At once lyrical and chilling, All the Beautiful Sinners is a fabulous mess of a thriller.

Unlike Jones, 31-year-old Amanda Eyre Ward planned to write even as a child, mostly because she thought it meant having two New York apartments (one to live in and one to work in), like her late screenwriter uncle, David Shaber (The Warriors, Last Embrace). Ward’s captivating literary debut, Sleep Toward Heaven (MacAdam/Cage), revolves around three women—a physician, a murderer, and a murder victim’s widow—whose lives spiral closer and closer as events unfold.

We first meet convicted serial killer-prostitute Karen Lowens on death row in the Mountain View Unit of the fictional Gatestown, Texas, women’s prison. Just 62 days remain before her execution by injection, but wracked with pain from AIDS, she has little life left for the state to take. Though guilty of killing and robbing her clients at roadside rest stops (the press dubbed her the Highway Honey), she is more victim than monster—a pathetic figure scarred by a lifetime of abuse and streetwalking. Karen might never have been caught were it not for a botched robbery that left three people dead, including an innocent bystander named Henry Mills, who had made the mistake of being in a 7-Eleven buying cold beer for his wife, Celia, when Karen ran in and opened fire with a handgun.

Five years after her husband’s murder, Celia still finds herself sleepwalking through life. She avoids friends. She makes the daily round-trip between her South Austin home and her library job with as little deviation and human interaction as she can manage. But one day, following the advice of her therapist, she writes a letter to her husband’s killer (“I begin with ‘Dear Karen,’ and then I stop, and cross it out. I try again: ‘To Ms. Lowens,’ and then the words come”).

Franny Wren, a physician who sought New York’s sophistication as the antidote to her provincial Texas roots, completes the book’s trio of central characters. Following a young patient’s death (made excruciatingly painful by a procedure she had recommended), Franny sinks into a horrible depression. Eventually, leaving work and fiancé behind, she escapes from the big city to her hometown of Gatestown to tend to the estate of her late uncle Jack—the doctor at the Mountain View Unit.

At its outset, Sleep Toward Heaven has well-developed scenes and dialogue but is light on story line—more like a fleshed-out character study than a novel. But Celia’s letter introduces a powerful theme: How do victims’ families survive in the same world with their loved ones’ killers? And a full-blown plot develops when Karen’s rumpled public defender of an attorney asks Celia and Franny, who has replaced Uncle Jack as the prison doctor, to write the governor urging him to stay Karen’s execution.

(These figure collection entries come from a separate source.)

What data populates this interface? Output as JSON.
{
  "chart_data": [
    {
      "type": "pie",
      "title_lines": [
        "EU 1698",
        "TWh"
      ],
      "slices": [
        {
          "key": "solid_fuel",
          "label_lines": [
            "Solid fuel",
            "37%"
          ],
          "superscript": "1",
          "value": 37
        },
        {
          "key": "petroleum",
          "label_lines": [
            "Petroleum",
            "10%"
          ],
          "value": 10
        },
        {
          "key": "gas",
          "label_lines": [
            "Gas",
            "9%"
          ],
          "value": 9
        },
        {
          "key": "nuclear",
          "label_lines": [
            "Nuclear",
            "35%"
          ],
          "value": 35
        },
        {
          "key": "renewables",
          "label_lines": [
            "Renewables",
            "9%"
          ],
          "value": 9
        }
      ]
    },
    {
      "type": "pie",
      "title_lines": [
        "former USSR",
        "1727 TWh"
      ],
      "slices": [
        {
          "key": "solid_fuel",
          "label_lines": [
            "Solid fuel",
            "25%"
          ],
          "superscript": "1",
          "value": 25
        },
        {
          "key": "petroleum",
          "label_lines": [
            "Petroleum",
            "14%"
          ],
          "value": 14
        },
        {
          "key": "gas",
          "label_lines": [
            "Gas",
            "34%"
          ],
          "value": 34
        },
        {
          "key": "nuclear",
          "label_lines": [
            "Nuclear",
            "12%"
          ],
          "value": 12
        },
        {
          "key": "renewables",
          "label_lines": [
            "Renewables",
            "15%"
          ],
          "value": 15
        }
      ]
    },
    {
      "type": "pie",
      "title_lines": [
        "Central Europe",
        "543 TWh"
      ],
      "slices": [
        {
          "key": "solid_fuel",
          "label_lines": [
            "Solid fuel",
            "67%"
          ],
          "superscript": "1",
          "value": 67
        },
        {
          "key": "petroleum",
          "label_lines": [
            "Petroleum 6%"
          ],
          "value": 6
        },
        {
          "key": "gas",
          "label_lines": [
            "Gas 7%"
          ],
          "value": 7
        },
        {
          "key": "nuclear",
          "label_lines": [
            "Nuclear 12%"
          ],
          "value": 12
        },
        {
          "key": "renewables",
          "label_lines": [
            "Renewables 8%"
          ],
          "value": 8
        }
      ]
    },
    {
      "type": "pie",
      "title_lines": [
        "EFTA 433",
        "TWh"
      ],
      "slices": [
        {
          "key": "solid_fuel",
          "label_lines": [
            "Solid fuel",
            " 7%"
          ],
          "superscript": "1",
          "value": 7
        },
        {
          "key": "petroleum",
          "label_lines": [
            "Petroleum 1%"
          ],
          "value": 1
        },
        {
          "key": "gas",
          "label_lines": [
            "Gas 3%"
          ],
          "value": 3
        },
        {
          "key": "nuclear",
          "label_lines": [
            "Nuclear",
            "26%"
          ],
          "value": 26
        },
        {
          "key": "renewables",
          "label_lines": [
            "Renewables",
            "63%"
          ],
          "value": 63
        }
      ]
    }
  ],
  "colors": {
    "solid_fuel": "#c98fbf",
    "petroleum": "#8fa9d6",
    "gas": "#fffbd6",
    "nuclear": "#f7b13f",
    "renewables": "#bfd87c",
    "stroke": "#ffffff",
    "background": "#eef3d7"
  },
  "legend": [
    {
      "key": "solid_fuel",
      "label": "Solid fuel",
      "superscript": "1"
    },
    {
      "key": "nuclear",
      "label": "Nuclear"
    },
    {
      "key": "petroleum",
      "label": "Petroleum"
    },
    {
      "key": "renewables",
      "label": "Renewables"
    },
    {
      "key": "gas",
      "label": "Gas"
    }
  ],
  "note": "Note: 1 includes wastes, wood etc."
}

Ward doesn’t allow her story to get mired in a capital punishment debate. She focuses on the human dramas that tend to be trampled under the weight of ideology and rhetoric. To Celia, every mention of Karen Lowens is a painful reminder of her loss. But the scheduled execution—another death—doesn’t bring relief or comfort. “I know that Karen Lowens’ execution will never bring Henry back. . . . I also know that Henry would not want her executed . . . I know all this, and yet I do not care. I hate that woman . . .”

Nothing about Sleep Toward Heaven reads like a first novel. Its sophisticated structure weaves the three women’s stories in alternating chapters, and Ward unerringly chooses telling details and episodes. When Celia orders a bathing suit from a J. Crew catalog, she hopes it means that she’s moving on with her life, but of course, she’s really just buying a magenta bikini.

Ward does an especially good job of populating death row with multidimensional inmates and imagining their day-to-day interactions in miserable circumstances. She puts faces on people we don’t like to think about. And she conjures up a completely believable microsociety—funny and tragic and imbued with the morbid irony that comes from waking up each morning knowing the exact day and time you’ll die.